St. Timothy’s Student Reports, November, 1845

Of course, several infamous men had been students at St. Timothy’s Hall, including two Booth brothers – John and Joseph, as well as two of Booth’s co-conspirators in the assassination of Abraham Lincoln, Michael O’Loughlin and Samel Arnold. Other Civil War participants had been students there also – General Fitshugh Lee of Virginia, General Steven Ellicott of South Carolina, and General Charls Phelps of Maryland. In fact, the parish register of St. Timothy’s Church shows that John Wilkes Booth and his brother Joseph Adrian Booth were baptized there on January 20, 1853. He and several others were sponsored for baptism by two teachers at the school, the Rev. James Stevenson and Henry Onderdonk.

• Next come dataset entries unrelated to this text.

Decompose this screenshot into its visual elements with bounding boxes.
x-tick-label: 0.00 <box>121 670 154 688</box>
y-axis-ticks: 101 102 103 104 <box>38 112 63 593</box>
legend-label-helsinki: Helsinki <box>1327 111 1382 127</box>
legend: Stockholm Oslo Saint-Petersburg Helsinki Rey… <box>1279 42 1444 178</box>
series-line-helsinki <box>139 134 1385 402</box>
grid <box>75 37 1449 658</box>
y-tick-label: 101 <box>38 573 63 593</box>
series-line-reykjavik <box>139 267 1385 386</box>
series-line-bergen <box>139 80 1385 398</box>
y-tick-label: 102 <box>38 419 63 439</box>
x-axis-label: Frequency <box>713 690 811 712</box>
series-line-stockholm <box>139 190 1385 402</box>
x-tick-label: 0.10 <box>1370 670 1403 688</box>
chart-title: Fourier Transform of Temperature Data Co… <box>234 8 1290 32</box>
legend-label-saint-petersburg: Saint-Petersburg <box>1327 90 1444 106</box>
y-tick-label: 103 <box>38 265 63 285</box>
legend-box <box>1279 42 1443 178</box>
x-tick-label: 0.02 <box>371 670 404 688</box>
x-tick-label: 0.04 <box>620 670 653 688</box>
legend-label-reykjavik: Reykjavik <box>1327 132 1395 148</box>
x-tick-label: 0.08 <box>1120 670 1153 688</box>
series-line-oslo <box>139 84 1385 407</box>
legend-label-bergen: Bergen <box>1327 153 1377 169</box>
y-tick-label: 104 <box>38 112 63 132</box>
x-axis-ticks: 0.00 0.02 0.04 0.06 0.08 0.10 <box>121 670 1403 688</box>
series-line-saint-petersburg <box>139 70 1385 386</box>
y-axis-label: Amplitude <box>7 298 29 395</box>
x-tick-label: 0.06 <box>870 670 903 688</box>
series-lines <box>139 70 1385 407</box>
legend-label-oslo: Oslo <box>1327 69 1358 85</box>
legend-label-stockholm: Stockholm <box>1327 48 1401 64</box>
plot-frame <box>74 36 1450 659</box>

In June of 1864, Van Bokkelen wrote to the bishop saying he would probably be leaving St. Timothy’s. “The wicked temper of some of my congregation has rendered this a most uncomfortable home for myself & family.” And, in fact, he resigned in July. In November of that year, he was appointed the first Superintendent of Public Education for the State of Maryland, a post he held for three years. He also rented the school to Professor E. Parsons, who carried on the institution under the name Catonsville Military Academy, although with the loss of most of the students because of their Southern leanings, it never prospered again, and burned to the ground in 1872.

By the end of 1865, Van Bokkelen wrote the vestry of St. Timothy’s Church saying, “I am drawn towards St. Timothy’s the more strongly because of the large number of young persons who attend services, believing that I can be useful to them and find comfort in my ministry among them.” He returned as rector until 1871, when a dispute along partisan beliefs, held over from the War, induced several men in the congregation to form an “alternative” vestry which called for his resignation. Although advised by the bishop that this sham vestry had no authority, Van Bokkelen resigned, perhaps tired of years of strife with bad-tempered parishioners. He went to a western New York parish, St. John’s, Mt. Morris, then to Trinnity Church, Buffalo, where he died in 1889.

The Rev. Claudius Hains succeeded Libertus Van Bokkelen as rector of St. Timothy’s at the end of December 1871, while the country was still navigating Civil War tensions and dealing with economic depression. Hains had come to Maryland from Virginia in 1861, telling Bishop Whittingham he had been cut off from his Virginia parishes by the War. He served at a small church in Owensville in Anne Arundel County, then in Hagerstown, but he kept very close ties with the bishops of Virginnia, often asking for permission to have them come to Hagerstown to confirm. In a December 11, 1871, letter to Bishop Whittingham, Hains wrote from Hagerstown, “You have no doubt seen an account of the great calamity that has befallen our church, which is now in ashes. But we are raising money to build a new church…I have accepted the call to Catonsville & will leave here the latter part of Christmas week.” But only a little over three years later, on February 20, 1875, Hains informed the bishop that he had accepted a call to Petersburg, Virginia, saying that “Nothing but a sense of duty takes me away from Maryland & I shall cherish the hope of some day returning to it. I leave after Easter.”

To replace Mr. Hains, the vestry chose the Rev. Thomas W. Punnett of New York as their rector. In his Letter Dimissory, the bishop of New York, Horatio Potter, told Bishop Whittingham, “It nearly breaks my heart to transfer him to Maryland.” (Punnett had been rector of St. Paul’s Memorial church on Statin Island, which he resigned on February 8, 1875.)  But life in Catonsville seemed to please Punnett, as he told his new bishop in January of 1876, “We are moving along harmoniously and pleasantly in our country home – and find both the air and water of Catonsville as you represented them – pure. The services in church are refreshing in their simplicity and heartiness. The congregation is devout & reverent.” Indeed, Punnett’s eighteen-year tenure in Catonsville was one of growth and peace, with improvements in the church and grounds, and an enlarging congregation. He resigned as of Easter, 1894, and went to Tarrytown, NY.